4.2.4. Sosyal Faaliyetleri

Doğa düşkünü Kurtoğlu, 1994 yılında Çorum Belediye Başkanlığı Kültür ve Sosyal İşler Müdürlüğü Tarafından bastırılan ilk şiir kitabı “Gönül Dilim”in geliriyle, köyünde on dönümlük bir araziye çam ve ceviz fidanları dikmiştir. Fidanların temininde İstanbul

Tema Vakfı’ndan yararlanmıştır. Bu fidanların pek çoğu köylünün de yeterli ilgiyi göstermemesinden ötürü kurumuştur.

Kurtoğlu, Çorum’daki pek çok kültürel etkinliklere katılmış, Çorum’un tanıtımıyla ilgili bir çok sosyal faaliyette Çorum’u temsil etmiştir.

4.2.5. İdealleri

Kurtoğlu, adının unutulmamasını, ölümünden sonrada anılmasını arzu etmektedir.

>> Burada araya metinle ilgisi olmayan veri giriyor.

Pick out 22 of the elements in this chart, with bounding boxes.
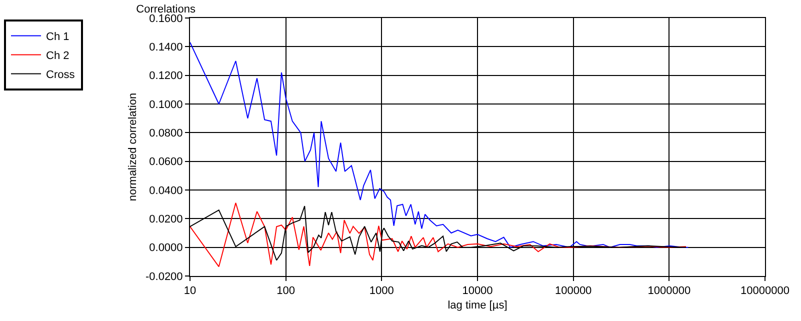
- legend-label: Ch 1: [46, 31, 70, 44]
- y-tick-label: 0.1000: [149, 98, 183, 111]
- x-tick-label: 1000000: [648, 285, 691, 298]
- y-tick-label: -0.0200: [145, 270, 183, 283]
- x-tick-label: 1000: [369, 285, 394, 298]
- y-tick-label: 0.0000: [149, 242, 183, 254]
- x-tick-label: 100000: [554, 285, 592, 298]
- y-tick-label: 0.0400: [149, 184, 183, 197]
- y-tick-label: 0.1400: [149, 42, 183, 54]
- legend-label: Ch 2: [46, 50, 70, 62]
- y-tick-label: 0.0600: [149, 156, 183, 168]
- x-axis-title: lag time [µs]: [448, 299, 508, 312]
- y-tick-label: 0.0200: [149, 214, 183, 226]
- x-tick-label: 10: [184, 285, 196, 298]
- x-tick-label: 10000000: [740, 285, 790, 298]
- y-tick-label: 0.1200: [149, 70, 183, 82]
- y-tick-label: 0.1600: [149, 12, 183, 25]
- y-axis-title: normalized correlation: [127, 92, 140, 202]
- y-tick-label: 0.0800: [149, 128, 183, 140]
- x-tick-label: 10000: [462, 285, 493, 298]
- legend-label: Cross: [46, 69, 76, 82]
- x-tick-label: 100: [276, 285, 296, 298]
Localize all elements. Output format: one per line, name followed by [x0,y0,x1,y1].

Eserlerinin başka sanatçıların kasetlerinde yer almasını istemektedir. Çocuklarıyla ataları arasındaki kopukluğu giderecek, çocuklarının tanıyamayacağı kadar genişleyen sülâlerini tanıtıcı bir soy ağacı kitabı çıkarmak istemektedir.

Âşık Rıfat Kurtoğlu, hayatının otuz beş yaşına kadar olan kısmını “Mısralarla Hayat Hikâyem, Günler…” adı altında şöyle anlatmıştır:

Elin kapısında azapmış babam, Anamın başında hısım, akrabam, Bir kara yapıdır ocağım, obam, Evimde saadet saçtığım günler…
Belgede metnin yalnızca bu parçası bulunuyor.